The Night I Knew It Would Never Be
I left my house at 11:00 pm on a 25-degree night in November. I did not even bring the dog. The door closed, and I can still see her sweet face through the porch window, head tilted and pondering where mom would be going at this time of night. Truthfully, I did not know. I was still in pajamas with my knee-length coat halfway zippered as I trailed up the driveway walking with a mission. A mission to leave the ruminating thoughts behind. I made it halfway down the main road that lines our neighborhood. This road gives way to a large field and I could only see pieces, fiercely hit by the moonlight. The wind was forcing leaves at me from all directions. No street lights, and oddly, I felt calm. I stood very still, facing the field I once smiled in as my sweet girl would chase her ball before dinner. I stood waiting for something. Anything. A sign of life in the field and in my soul. And then it all came over me. The awakening I did not anticipate receiving. Straight from God and straight from the moonlight, as I now found it fiercely hitting me. My marriage, the marriage I thought it was, would never be.
I was four months in to the shock, anger, and now early grieving of my first disclosure. Our marital home had remained cold and empty. Not just from the transition of fall to winter and the earth dying around me, but my marital home truly felt like a cold death inside. We had started working with a couple’s therapist. While my then husband continued to travel extensively for work and occasionally returned to our home, I was deep into books on sex addiction and childhood trauma. I was in church on Sunday’s. I was journaling. And still, the world around me and within me continued to slowly die as if it only needed someone to just pull the plug.
I remembered reading somewhere among the pages I combed through daily, the strongly advised suggestion of not to make any permanent decisions in those first six-months post disclosure; an insinuation that the emotions and brain are too raw to comprehend decisions of any magnitude beyond basic survival and the daily need to function. And yet, when I returned from my walk on that frigid night, I laid on my bedroom floor with my sweet girl cuddled at the top of my head, and cried out, loudly to God. I asked God to please get me out.

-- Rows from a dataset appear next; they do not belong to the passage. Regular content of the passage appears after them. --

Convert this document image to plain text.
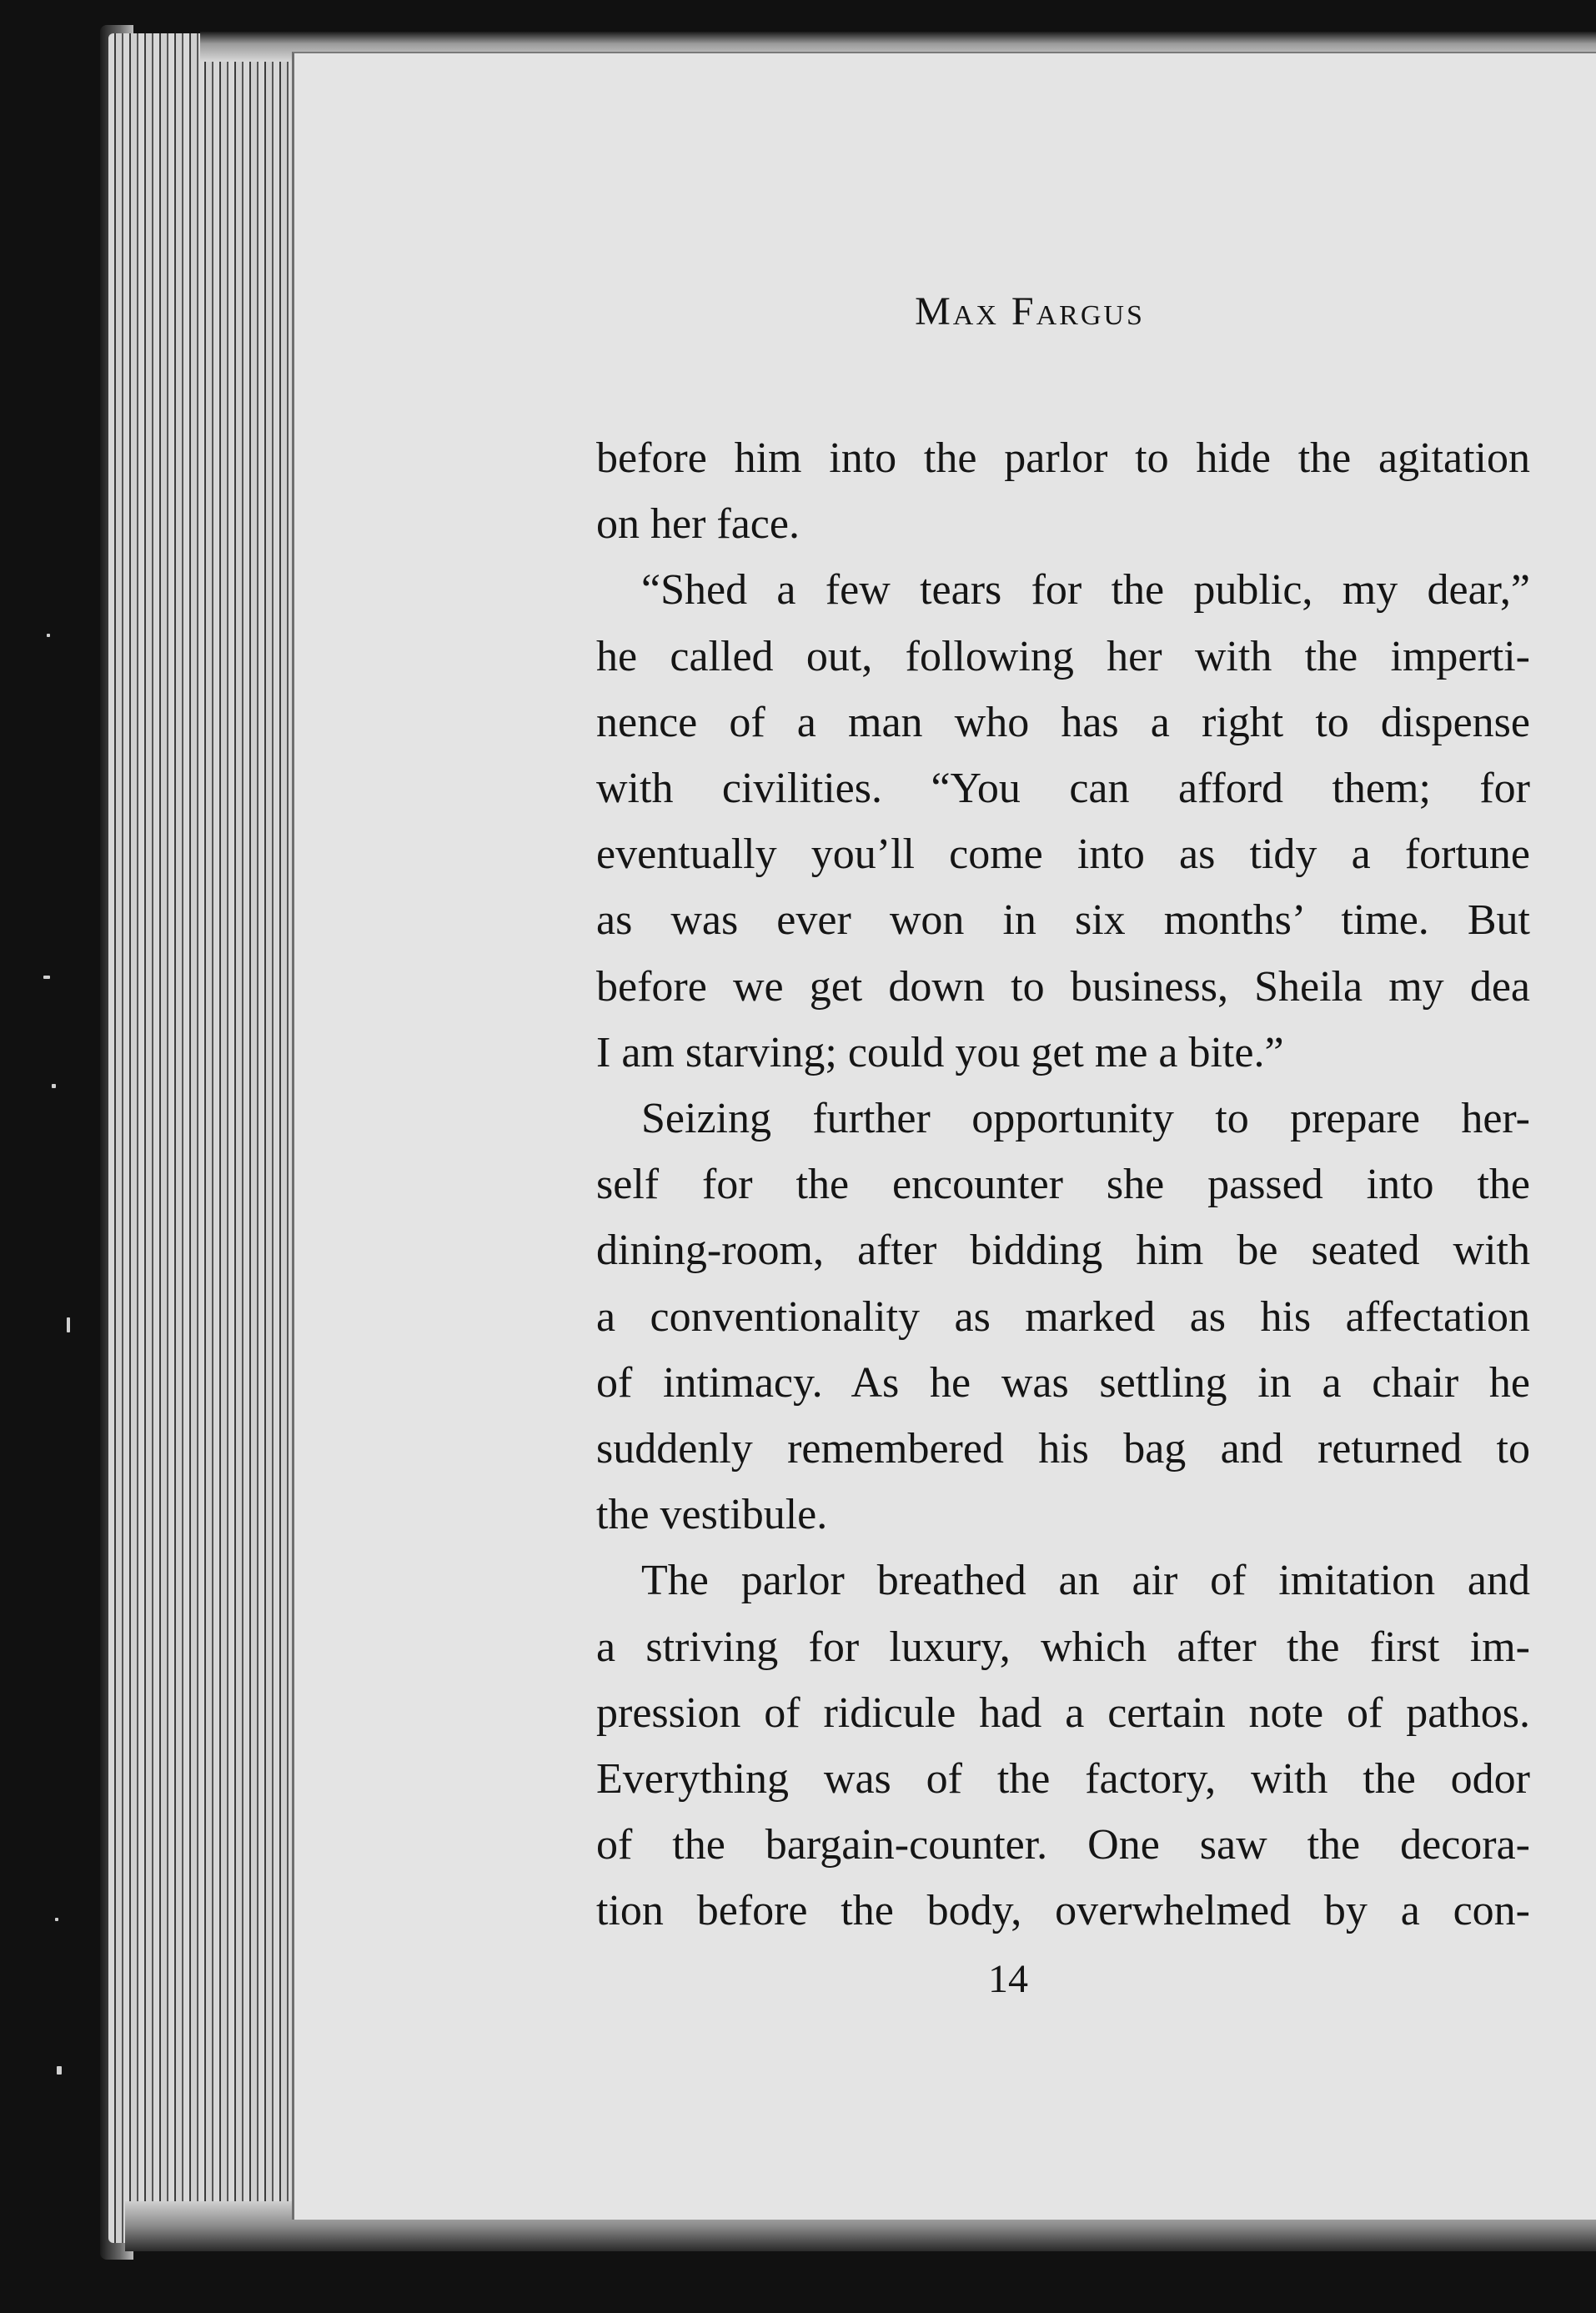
Max Fargus

before him into the parlor to hide the agitation

on her face.

“Shed a few tears for the public, my dear,”

he called out, following her with the imperti-

nence of a man who has a right to dispense

with civilities. “You can afford them; for

eventually you’ll come into as tidy a fortune

as was ever won in six months’ time. But

before we get down to business, Sheila my dea

I am starving; could you get me a bite.”

Seizing further opportunity to prepare her-

self for the encounter she passed into the

dining-room, after bidding him be seated with

a conventionality as marked as his affectation

of intimacy. As he was settling in a chair he

suddenly remembered his bag and returned to

the vestibule.

The parlor breathed an air of imitation and

a striving for luxury, which after the first im-

pression of ridicule had a certain note of pathos.

Everything was of the factory, with the odor

of the bargain-counter. One saw the decora-

tion before the body, overwhelmed by a con-

14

The marriage I thought I had; the one I foreshadowed when I first opened the door to that home. The children I imagined in the family room while I cooked dinner. The noise and the smells of hosting holidays. The late night snacks and movies beside the fireplace. I would first need to grieve the loss of the life I thought was, and would never be, before I could even imagine a rebuild. A reconciliation.
In the days and weeks to come, I would plan for my space to grieve. I would secure my safety and my sanity with the love of my inner circle and the trusted faithfulness of a God whom I knew would lead me. I would move out to begin what I deemed a therapeutic separation, six months, and four days post disclosure. I would accept that the version of the life I had once imagined, would never be.